The key word is glass because the new architecture of the World Trade Center comprises 538,420ft² of glass. That adds up to more than 12 acres, and a testament to the combined efforts of the glass industry over the intervening ten years to design glass and glazing systems of hitherto unimaginable strength.
In urban areas, it’s estimated that between 80-85% of all secondary blast injuries are caused by flying glass. To put that into context, in New York on 9/11, 15,500 windows were damaged within a mile of Ground Zero, nearly 9,000 within half that distance.
The Journal of Performance of Constructed Facilities puts it more graphically: “When a terrorist bomb explodes in an urban area, it produces devastating effects, including structural and non-structural damage to buildings, injuries, and deaths. Numerous injuries in explosions result directly and indirectly from window glass failure.
“Direct glass-related injuries occur when glass shards flying and falling from fractured windows cause lacerations and abrasions. Secondary glass-related injuries occur when the shock front of the blast wave passes into buildings through fenestrations vacated by fractured glazing.”
The glass industry has learned many lessons in recent years, partly in response also to natural threats such as hurricanes, and has worked in partnership with engineers, architects and scientists to build better, stronger and safer glazing systems.
Of course, no facade of any material could withstand an assault such as what happened on 9/11. However, the glass industry has managed to achieve protective levels that would have been impossible a decade ago. Companies like Wrightstyle have spent the intervening period better understanding adverse loading and the blast dynamics of different kinds of attack, then building and testing systems to withstand them.
Wrightstyle’s test regime in Europe, the US and the Far East tests both the glass and its framing system together in integrated units that it has also designed. That element of design compatibility is vital to the integrity of the overall system and in an uncertain world compatibility is everything.

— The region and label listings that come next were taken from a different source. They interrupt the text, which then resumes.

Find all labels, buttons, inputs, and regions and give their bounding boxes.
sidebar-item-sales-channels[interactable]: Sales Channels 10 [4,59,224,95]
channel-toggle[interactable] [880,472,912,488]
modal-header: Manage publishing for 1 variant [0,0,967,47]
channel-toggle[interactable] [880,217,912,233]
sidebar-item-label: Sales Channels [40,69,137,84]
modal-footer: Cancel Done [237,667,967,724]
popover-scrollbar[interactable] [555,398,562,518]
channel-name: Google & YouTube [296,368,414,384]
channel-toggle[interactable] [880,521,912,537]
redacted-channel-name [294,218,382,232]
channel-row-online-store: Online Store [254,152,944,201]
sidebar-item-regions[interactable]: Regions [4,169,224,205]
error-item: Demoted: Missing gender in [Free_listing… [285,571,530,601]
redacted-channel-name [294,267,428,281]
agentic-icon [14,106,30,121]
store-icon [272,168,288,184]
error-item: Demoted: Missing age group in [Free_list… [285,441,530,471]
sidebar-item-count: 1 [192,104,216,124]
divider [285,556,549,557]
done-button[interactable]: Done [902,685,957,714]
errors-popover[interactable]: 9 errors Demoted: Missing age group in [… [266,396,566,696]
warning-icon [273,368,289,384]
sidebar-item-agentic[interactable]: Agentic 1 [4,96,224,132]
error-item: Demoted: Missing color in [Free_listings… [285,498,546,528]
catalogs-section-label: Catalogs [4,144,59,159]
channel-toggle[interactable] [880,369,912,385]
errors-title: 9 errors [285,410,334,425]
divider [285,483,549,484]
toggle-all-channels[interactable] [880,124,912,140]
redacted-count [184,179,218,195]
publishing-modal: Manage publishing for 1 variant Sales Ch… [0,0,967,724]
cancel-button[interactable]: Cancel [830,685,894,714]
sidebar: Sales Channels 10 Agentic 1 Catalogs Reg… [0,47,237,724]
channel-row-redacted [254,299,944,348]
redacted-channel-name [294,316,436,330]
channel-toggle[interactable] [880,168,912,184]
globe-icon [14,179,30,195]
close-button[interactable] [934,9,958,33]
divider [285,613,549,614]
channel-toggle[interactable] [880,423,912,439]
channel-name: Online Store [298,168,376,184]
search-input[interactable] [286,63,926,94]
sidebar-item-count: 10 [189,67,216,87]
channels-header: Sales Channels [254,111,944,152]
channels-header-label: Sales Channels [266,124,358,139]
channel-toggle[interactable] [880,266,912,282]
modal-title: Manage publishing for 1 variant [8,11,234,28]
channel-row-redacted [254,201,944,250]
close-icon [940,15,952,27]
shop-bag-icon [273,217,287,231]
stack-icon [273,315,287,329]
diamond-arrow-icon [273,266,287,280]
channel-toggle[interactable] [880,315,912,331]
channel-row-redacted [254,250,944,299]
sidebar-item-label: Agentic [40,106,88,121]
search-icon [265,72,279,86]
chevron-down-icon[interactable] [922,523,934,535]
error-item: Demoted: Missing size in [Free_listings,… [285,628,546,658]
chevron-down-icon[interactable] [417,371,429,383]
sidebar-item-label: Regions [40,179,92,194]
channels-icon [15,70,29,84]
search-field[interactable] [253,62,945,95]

In the biggest test, Wrightstyle subjected its structurally-glazed system to the equivalent of 500kilos of TNT, acknowledged as an average-sized lorry bomb. The independent, and successful, test took place within a specialist and high-security RAF base in the north of England.
Wrightstyle high-performance systems, not just for blast mitigation, can be found from Europe to the Middle and Far East and from the US to South Africa. It is involved in the London Olympics and was involved in the Athens Olympiad. In such a specialist area of design and supply, it’s a very small world.
The real paradox is that, in an age of terrorism, architects are also looking to introduce more daylight into buildings and to reduce energy consumption and carbon emissions. This is a new agenda for the glass industry where sustainability and environmental responsibility are also key design criteria.
One World Trade Center will stand at a symbolic 1,776ft (541m), marking the year 1776 when the American Declaration of Independence was signed. According to the developers ‘it will serve as a beacon of freedom, and demonstrate the resolve of the United States, and the people of New York City.’
Looking ahead, we can perhaps begin to reflect on the emerging Freedom Tower, and of the kind of hope that it offers: an architecture that the glass industry has helped to inspire. An architecture born out of enormous suffering, but once more allowing architects to build mega-structures to inspire.